It was sold in Iraq, Iceland, India, American Virgin Islands, British
Virgin Islands, Netherlands Antilles, South Korea, Singapore, Brazil,
Belize, Africa, Europe, and South America.
Stephanie Childs, a spokeswoman for the manufacturer, ConAgra Foods Inc,
said on Mon 26 Feb 2007, that word of the problem with the tainted peanut
butter has gone out everywhere peanut butter is sold under the Peter Pan
and Great Value label: If the top on the jar has a number starting with
"2111," do not eat it. "This is a full recall, including all the product,"
During the weekend, China announced a recall of the peanut butter. The
official Xinhua news agency said 3 batches (totaling 742 cases) of the 2
brands were imported between Sep 2006 and Jan 2007. The agency said at
least 156 cases already had been sold in Beijing, and even though the lids
had the suspect code, no one had reported being sickened by the peanut butter.
[byline: William C Mann]
Date: Fri, 23 Feb 2007
From: David Freedman <email@example.com>
The media and ProMED-mail don't seem to have picked up the news yet that
the US has informed INFOSAN, the WHO Food Safety program that the
implicated lot 2111 has been distributed in at least 70 countries.
I can personally confirm that I purchased a jar from this lot here in Lima,
Peru on 26 Jan 2007. We are in the process of culturing it.
Today, 23 Feb 2007, I went back to the chain supermarket of the original
purchase and no Peter Pan was anywhere on the shelf. Thus it appears as if
the manufacturer may have notified its distributors of the problem in all
these countries and the product has been quietly withdrawn.

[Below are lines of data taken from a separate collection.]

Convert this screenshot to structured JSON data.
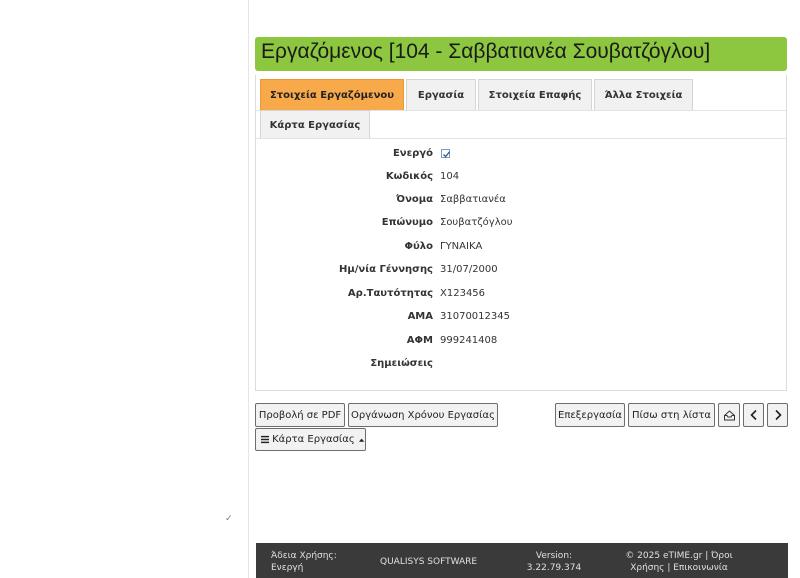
{
  "header": {
    "title": "Εργαζόμενος [104 - Σαββατιανέα Σουβατζόγλου]"
  },
  "tabs": [
    {
      "label": "Στοιχεία Εργαζόμενου",
      "active": true
    },
    {
      "label": "Εργασία",
      "active": false
    },
    {
      "label": "Στοιχεία Επαφής",
      "active": false
    },
    {
      "label": "Άλλα Στοιχεία",
      "active": false
    },
    {
      "label": "Κάρτα Εργασίας",
      "active": false
    }
  ],
  "form": {
    "active": {
      "label": "Ενεργό",
      "checked": true
    },
    "code": {
      "label": "Κωδικός",
      "value": "104"
    },
    "first_name": {
      "label": "Όνομα",
      "value": "Σαββατιανέα"
    },
    "last_name": {
      "label": "Επώνυμο",
      "value": "Σουβατζόγλου"
    },
    "gender": {
      "label": "Φύλο",
      "value": "ΓΥΝΑΙΚΑ"
    },
    "birth_date": {
      "label": "Ημ/νία Γέννησης",
      "value": "31/07/2000"
    },
    "id_number": {
      "label": "Αρ.Ταυτότητας",
      "value": "Χ123456"
    },
    "ama": {
      "label": "ΑΜΑ",
      "value": "31070012345"
    },
    "afm": {
      "label": "ΑΦΜ",
      "value": "999241408"
    },
    "notes": {
      "label": "Σημειώσεις",
      "value": ""
    }
  },
  "actions": {
    "pdf_label": "Προβολή σε PDF",
    "schedule_label": "Οργάνωση Χρόνου Εργασίας",
    "edit_label": "Επεξεργασία",
    "back_label": "Πίσω στη λίστα",
    "workcard_menu_label": "Κάρτα Εργασίας"
  },
  "icons": {
    "inbox": "inbox-icon",
    "prev": "chevron-left-icon",
    "next": "chevron-right-icon",
    "menu": "hamburger-icon",
    "caret": "caret-up-icon"
  },
  "footer": {
    "license_line1": "Άδεια Χρήσης:",
    "license_line2": "Ενεργή",
    "company": "QUALISYS SOFTWARE",
    "version_line1": "Version:",
    "version_line2": "3.22.79.374",
    "copyright_line1": "© 2025 eTIME.gr | Όροι",
    "copyright_line2": "Χρήσης | Επικοινωνία"
  },
  "misc": {
    "stray_mark": "✓"
  },
  "colors": {
    "title_bg": "#8dc63f",
    "active_tab": "#f8a94a",
    "footer_bg": "#3a3a3a"
  }
}
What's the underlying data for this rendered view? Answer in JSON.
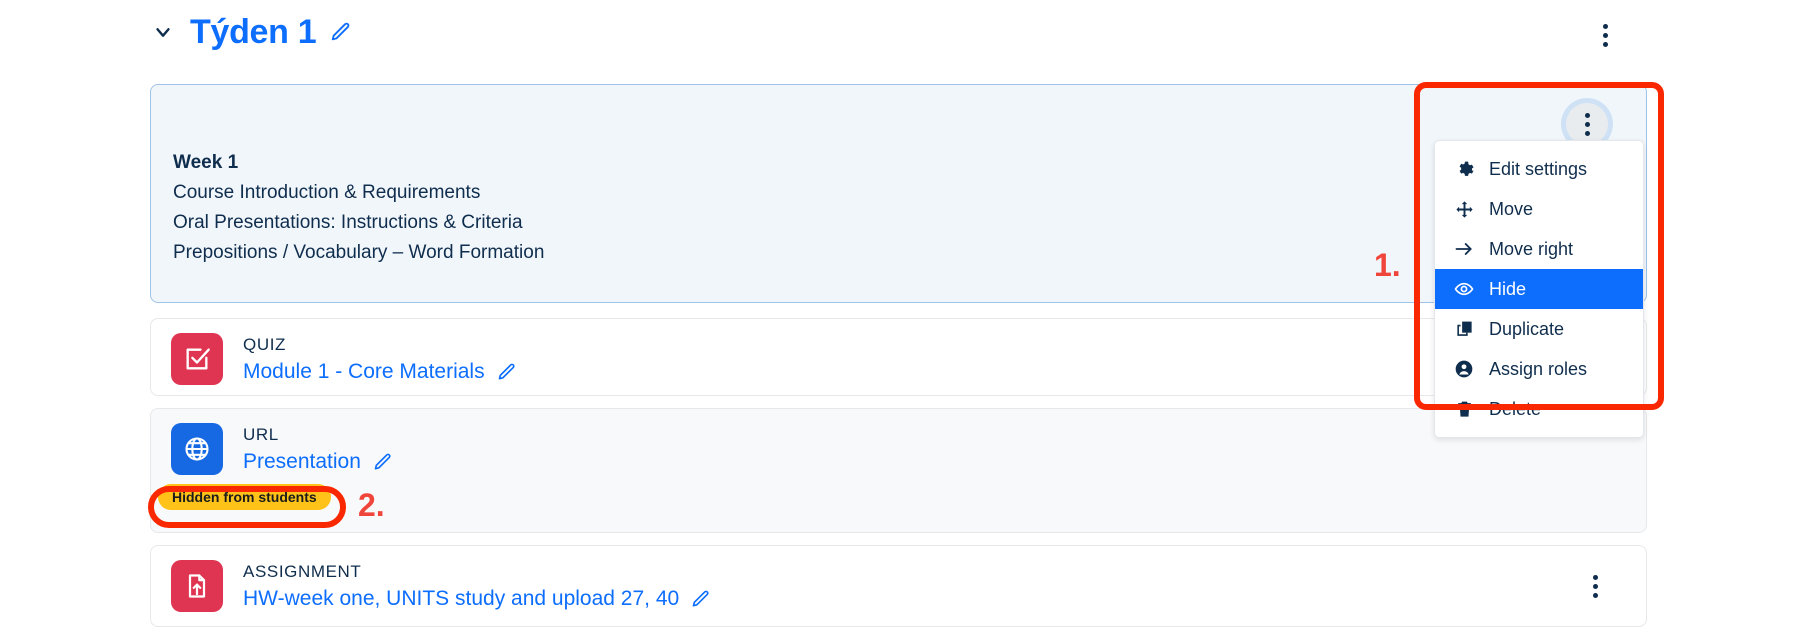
{
  "section": {
    "title": "Týden 1",
    "collapse_icon": "chevron-down-icon",
    "edit_icon": "pencil-icon",
    "kebab_icon": "kebab-menu-icon"
  },
  "summary": {
    "kebab_icon": "kebab-menu-icon",
    "lines": [
      "Week 1",
      "Course Introduction & Requirements",
      "Oral Presentations: Instructions & Criteria",
      "Prepositions / Vocabulary – Word Formation"
    ]
  },
  "dropdown": {
    "items": [
      {
        "label": "Edit settings",
        "icon": "gear-icon",
        "active": false
      },
      {
        "label": "Move",
        "icon": "move-arrows-icon",
        "active": false
      },
      {
        "label": "Move right",
        "icon": "arrow-right-icon",
        "active": false
      },
      {
        "label": "Hide",
        "icon": "eye-icon",
        "active": true
      },
      {
        "label": "Duplicate",
        "icon": "copy-icon",
        "active": false
      },
      {
        "label": "Assign roles",
        "icon": "person-icon",
        "active": false
      },
      {
        "label": "Delete",
        "icon": "trash-icon",
        "active": false
      }
    ]
  },
  "activities": [
    {
      "kind": "QUIZ",
      "name": "Module 1 - Core Materials",
      "icon": "quiz-checkbox-icon",
      "edit_icon": "pencil-icon",
      "badge": null,
      "kebab_icon": null
    },
    {
      "kind": "URL",
      "name": "Presentation",
      "icon": "globe-icon",
      "edit_icon": "pencil-icon",
      "badge": "Hidden from students",
      "kebab_icon": null
    },
    {
      "kind": "ASSIGNMENT",
      "name": "HW-week one, UNITS study and upload 27, 40",
      "icon": "assignment-upload-icon",
      "edit_icon": "pencil-icon",
      "badge": null,
      "kebab_icon": "kebab-menu-icon"
    }
  ],
  "annotations": [
    {
      "label": "1."
    },
    {
      "label": "2."
    }
  ],
  "colors": {
    "link_blue": "#0d6efd",
    "text_navy": "#0f2d4d",
    "summary_bg": "#f1f6fb",
    "summary_border": "#9fc3e8",
    "quiz_icon_bg": "#e03552",
    "url_icon_bg": "#1668e3",
    "badge_bg": "#ffc219",
    "annotation_red": "#fa2800",
    "menu_active_bg": "#0d6efd"
  }
}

However, there
has been no widespread notification of consumers in these countries by the
manufacturer and the distibutors. Consumers may have potentially
contaminated product in their homes, so perhaps ProMED-mail should help
spread the word and also alert readers to be on the lookout for related
David O Freedman, MD
University of Alabama
[ProMED-mail thanks Dr Freedman for his contribution. - Mod. LL]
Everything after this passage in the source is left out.